Charlie Esposito, who lives about 100 yards from the long metal bunker containing the battery at the East Hampton substation, said she hadn't heard about it until a reporter's visit, but had questions about electromagnetic radiation from the unit, and the potential for noise. Three diesel generators were operating nearby at midday Friday. "If it's noisy I'm going to be really upset," she said. The units, housed in a green bunker behind the diesel generators, weren't audible. 
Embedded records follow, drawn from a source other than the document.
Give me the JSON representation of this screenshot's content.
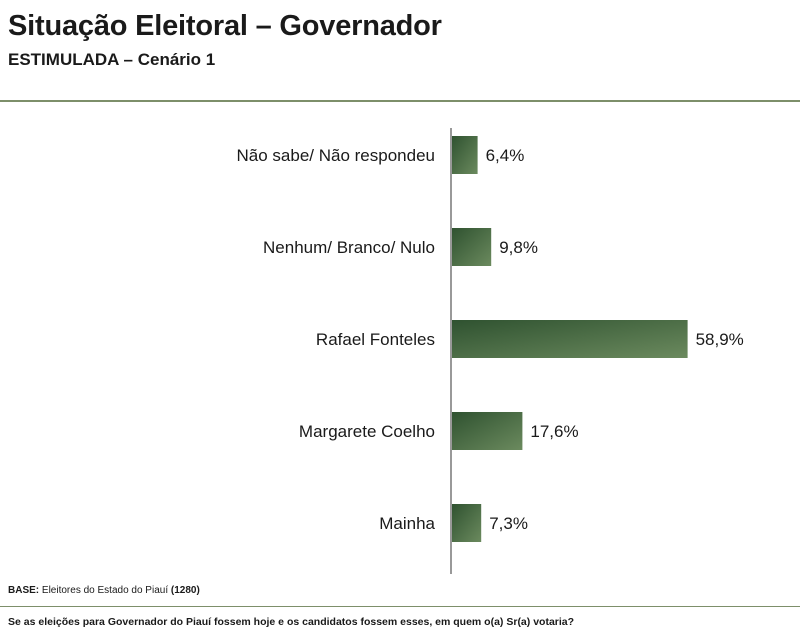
{
  "header": {
    "title": "Situação Eleitoral – Governador",
    "subtitle": "ESTIMULADA – Cenário 1"
  },
  "footer": {
    "base_label": "BASE:",
    "base_text": "Eleitores do Estado do Piauí",
    "base_count": "(1280)",
    "question": "Se as eleições para Governador do Piauí fossem hoje e os candidatos fossem esses, em quem o(a) Sr(a) votaria?"
  },
  "chart_data": {
    "type": "bar",
    "orientation": "horizontal",
    "title": "Situação Eleitoral – Governador",
    "subtitle": "ESTIMULADA – Cenário 1",
    "categories": [
      "Não sabe/ Não respondeu",
      "Nenhum/ Branco/ Nulo",
      "Rafael Fonteles",
      "Margarete Coelho",
      "Mainha"
    ],
    "values": [
      6.4,
      9.8,
      58.9,
      17.6,
      7.3
    ],
    "labels": [
      "6,4%",
      "9,8%",
      "58,9%",
      "17,6%",
      "7,3%"
    ],
    "xlim": [
      0,
      100
    ],
    "grid": false,
    "legend": "none",
    "colors": {
      "bar_dark": "#2f5230",
      "bar_light": "#6b8a5e",
      "axis": "#333333"
    }
  }
}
PSEG officials said the units will help offset the need for temporary generators that are shipped out to the Hamptons each summer as visitors flood the area. PSEG trucks in 17 megawatts of temporary generation for East Hampton and 6 megawatts for Montauk each summer. It no longer needs to do so for Shelter Island, which has a new distribution cable under the Peconic Bay completed earlier this year. PSEG is also expected to reach a goal of reducing power by 8 megawatts on the South Fork through demand-reduction techniques, including utility-controlled thermostats and efficiency measures, by next year, Eichhorn said.
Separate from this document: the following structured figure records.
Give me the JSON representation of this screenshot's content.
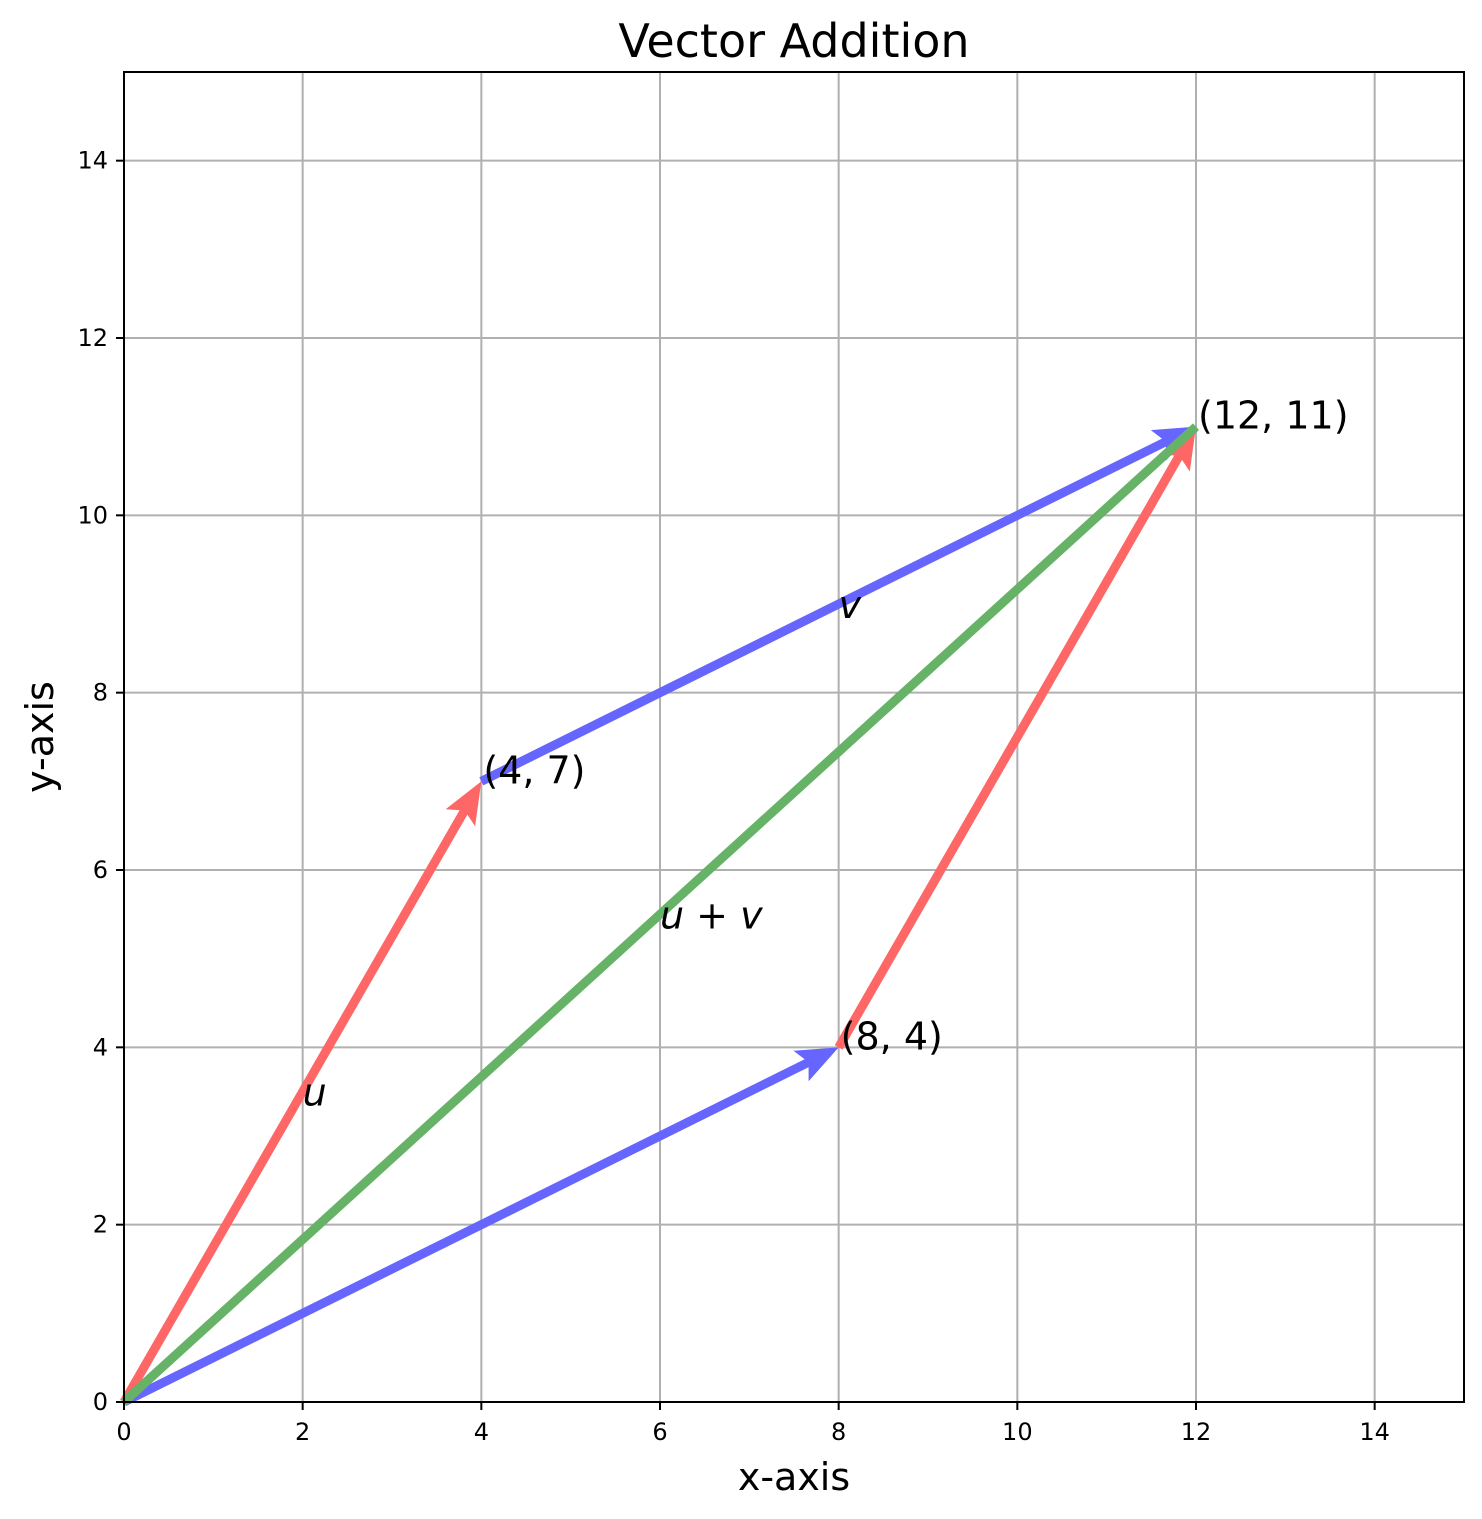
{
  "chart_data": {
    "type": "line",
    "title": "Vector Addition",
    "xlabel": "x-axis",
    "ylabel": "y-axis",
    "xlim": [
      0,
      15
    ],
    "ylim": [
      0,
      15
    ],
    "xticks": [
      0,
      2,
      4,
      6,
      8,
      10,
      12,
      14
    ],
    "yticks": [
      0,
      2,
      4,
      6,
      8,
      10,
      12,
      14
    ],
    "grid": true,
    "vectors": [
      {
        "id": "u-from-origin",
        "from": [
          0,
          0
        ],
        "to": [
          4,
          7
        ],
        "color": "#ff6666"
      },
      {
        "id": "v-from-u",
        "from": [
          4,
          7
        ],
        "to": [
          12,
          11
        ],
        "color": "#6666ff"
      },
      {
        "id": "v-from-origin",
        "from": [
          0,
          0
        ],
        "to": [
          8,
          4
        ],
        "color": "#6666ff"
      },
      {
        "id": "u-from-v",
        "from": [
          8,
          4
        ],
        "to": [
          12,
          11
        ],
        "color": "#ff6666"
      },
      {
        "id": "u-plus-v",
        "from": [
          0,
          0
        ],
        "to": [
          12,
          11
        ],
        "color": "#66b266",
        "arrowhead": false
      }
    ],
    "point_labels": [
      {
        "text": "(4, 7)",
        "at": [
          4,
          7
        ]
      },
      {
        "text": "(8, 4)",
        "at": [
          8,
          4
        ]
      },
      {
        "text": "(12, 11)",
        "at": [
          12,
          11
        ]
      }
    ],
    "vector_labels": [
      {
        "text": "u",
        "at": [
          2,
          3.5
        ]
      },
      {
        "text": "v",
        "at": [
          8,
          9
        ]
      },
      {
        "text": "u + v",
        "at": [
          6,
          5.5
        ]
      }
    ]
  }
}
But the main fix for the South Fork is a series of new transmission cables that will be installed in largely existing underground tunnels, or conduits, over the next several years. The new cables include a 138,000-volt cable from Wading River to Riverhead, a second 138,000-volt cable from Riverhead to the Shinnecock Canal substation, a 69,000-volt cable from the canal to Southampton in an existing conduit, and a 138,000-volt cable to Wainscott, where a new substation is planned by 2026. None will be overhead, PSEG officials said.

That $513 million project will be capped by the 90-megawatt wind farm that’s projected to come online in December 2022. The combined cost for all the South Fork units, including the batteries, is about $3.68 per month for all PSEG ratepayers, the utility has said.
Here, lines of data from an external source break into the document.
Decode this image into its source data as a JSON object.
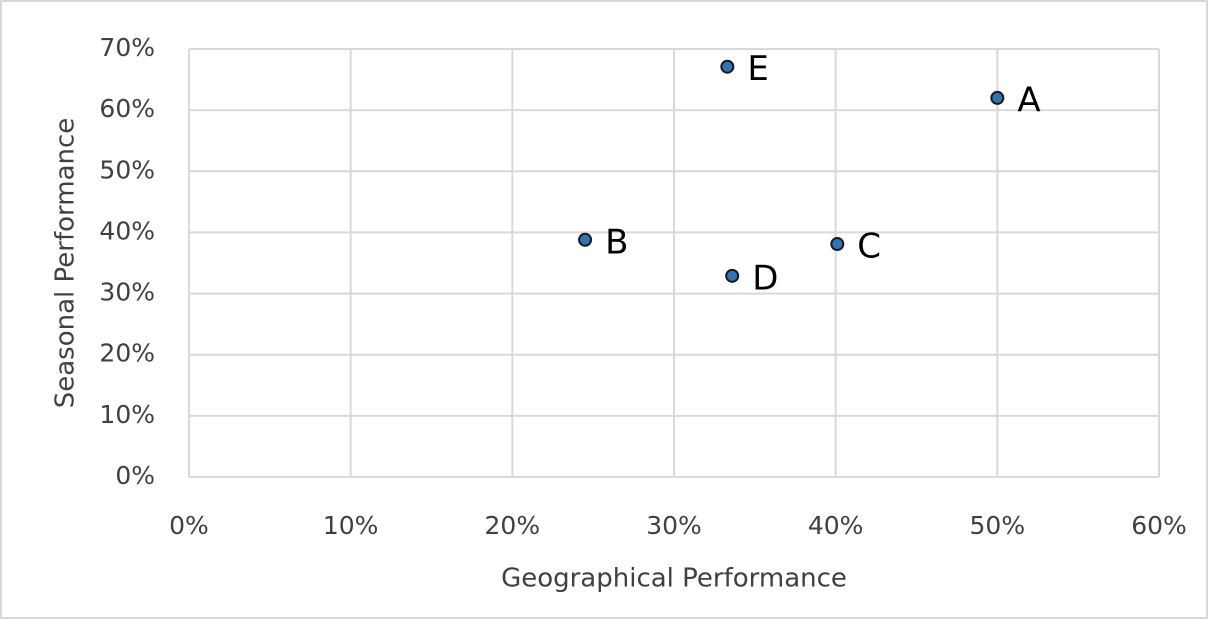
{
  "chart_data": {
    "type": "scatter",
    "x_label": "Geographical Performance",
    "y_label": "Seasonal Performance",
    "x": [
      50,
      24.5,
      40.1,
      33.6,
      33.3
    ],
    "y": [
      62,
      38.8,
      38.1,
      32.9,
      67.1
    ],
    "labels": [
      "A",
      "B",
      "C",
      "D",
      "E"
    ],
    "color": "#2e75b6",
    "xlim": [
      0,
      60
    ],
    "xticks": [
      {
        "value": 0,
        "label": "0%"
      },
      {
        "value": 10,
        "label": "10%"
      },
      {
        "value": 20,
        "label": "20%"
      },
      {
        "value": 30,
        "label": "30%"
      },
      {
        "value": 40,
        "label": "40%"
      },
      {
        "value": 50,
        "label": "50%"
      },
      {
        "value": 60,
        "label": "60%"
      }
    ],
    "ylim": [
      0,
      70
    ],
    "yticks": [
      {
        "value": 0,
        "label": "0%"
      },
      {
        "value": 10,
        "label": "10%"
      },
      {
        "value": 20,
        "label": "20%"
      },
      {
        "value": 30,
        "label": "30%"
      },
      {
        "value": 40,
        "label": "40%"
      },
      {
        "value": 50,
        "label": "50%"
      },
      {
        "value": 60,
        "label": "60%"
      },
      {
        "value": 70,
        "label": "70%"
      }
    ],
    "grid": true
  }
}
Commercial fishing groups oppose the wind farm and the 50-mile 138,000-volt cable that will run from waters off Long Island through local waters, concerned it will limit fishing grounds and that the cable will ensnare trawler nets. They say PSEG should focus on repairing just the grid, which largely solves the electric need, while avoiding the expense of the $1.62 billion wind farm, which will provide actual capacity of between 30 megawatts and 40 megawatts, given the intermittent nature of wind, said Jim Parmelee, senior manager of power resources and contracts for PSEG.

The grid work is already underway, and the second battery system will be fully operational by year end.